In some embodiments, the heavy chain of the antibody or the antigen binding fragment thereof comprising a hole mutation

- (i) comprises or consists of an amino acid sequence having at least 85%, 90%, 91%, 92%, 93%, 94%, 95%, 96%, 97%, 98%, or 99% identity to an amino acid sequence selected from SEQ ID NO: 33;
- (ii) comprises or consists of an amino acid sequence selected from SEQ ID NO: 33; or
- (iii) comprises or consists of an amino acid sequence having one or more (preferably no more than 20 or 10, and more preferably no more than 5, 4, 3, 2, or 1) amino acid changes (preferably amino acid replacements, and more preferably conservative amino acid replacements) compared to an amino acid sequence selected from SEQ ID NO: 33.

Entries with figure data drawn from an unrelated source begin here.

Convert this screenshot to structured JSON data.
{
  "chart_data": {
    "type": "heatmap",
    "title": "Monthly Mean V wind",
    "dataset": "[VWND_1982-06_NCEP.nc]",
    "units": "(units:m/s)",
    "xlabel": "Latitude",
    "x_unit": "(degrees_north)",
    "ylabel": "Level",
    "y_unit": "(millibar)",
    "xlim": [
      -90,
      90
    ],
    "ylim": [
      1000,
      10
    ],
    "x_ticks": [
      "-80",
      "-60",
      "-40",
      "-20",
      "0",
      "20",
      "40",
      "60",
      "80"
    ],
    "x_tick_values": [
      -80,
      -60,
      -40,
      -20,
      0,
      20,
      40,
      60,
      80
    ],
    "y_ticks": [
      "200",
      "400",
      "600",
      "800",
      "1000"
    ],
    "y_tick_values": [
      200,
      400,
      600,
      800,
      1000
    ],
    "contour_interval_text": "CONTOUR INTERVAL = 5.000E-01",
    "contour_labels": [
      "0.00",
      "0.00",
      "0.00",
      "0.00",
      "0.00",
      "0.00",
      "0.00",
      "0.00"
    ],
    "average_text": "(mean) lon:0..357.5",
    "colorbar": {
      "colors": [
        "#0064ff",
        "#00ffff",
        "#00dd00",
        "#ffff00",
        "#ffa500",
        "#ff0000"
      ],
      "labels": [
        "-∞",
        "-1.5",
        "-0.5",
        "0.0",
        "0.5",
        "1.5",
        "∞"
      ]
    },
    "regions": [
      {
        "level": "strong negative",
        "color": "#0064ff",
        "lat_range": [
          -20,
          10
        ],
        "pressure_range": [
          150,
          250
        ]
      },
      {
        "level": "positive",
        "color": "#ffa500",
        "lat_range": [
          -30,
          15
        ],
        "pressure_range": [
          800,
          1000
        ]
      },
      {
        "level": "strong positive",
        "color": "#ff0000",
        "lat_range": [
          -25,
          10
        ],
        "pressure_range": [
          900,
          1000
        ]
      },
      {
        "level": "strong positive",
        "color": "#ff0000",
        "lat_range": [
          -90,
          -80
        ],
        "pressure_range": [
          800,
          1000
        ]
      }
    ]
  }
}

In some embodiments, the light chain of the antibody or the antigen binding fragment thereof

- (i) comprises or consists of an amino acid sequence having at least 85%, 90%, 91%, 92%, 93%, 94%, 95%, 96%, 97%, 98%, or 99% identity to an amino acid sequence selected from SEQ ID NO: 34;
- (ii) comprises or consists of an amino acid sequence selected from SEQ ID NO: 34; or
- (iii) comprises or consists of an amino acid sequence having one or more (preferably no more than 20 or 10, and more preferably no more than 5, 4, 3, 2, or 1) amino acid changes (preferably amino acid replacements, and more preferably conservative amino acid replacements) compared to an amino acid sequence selected from SEQ ID NO: 34.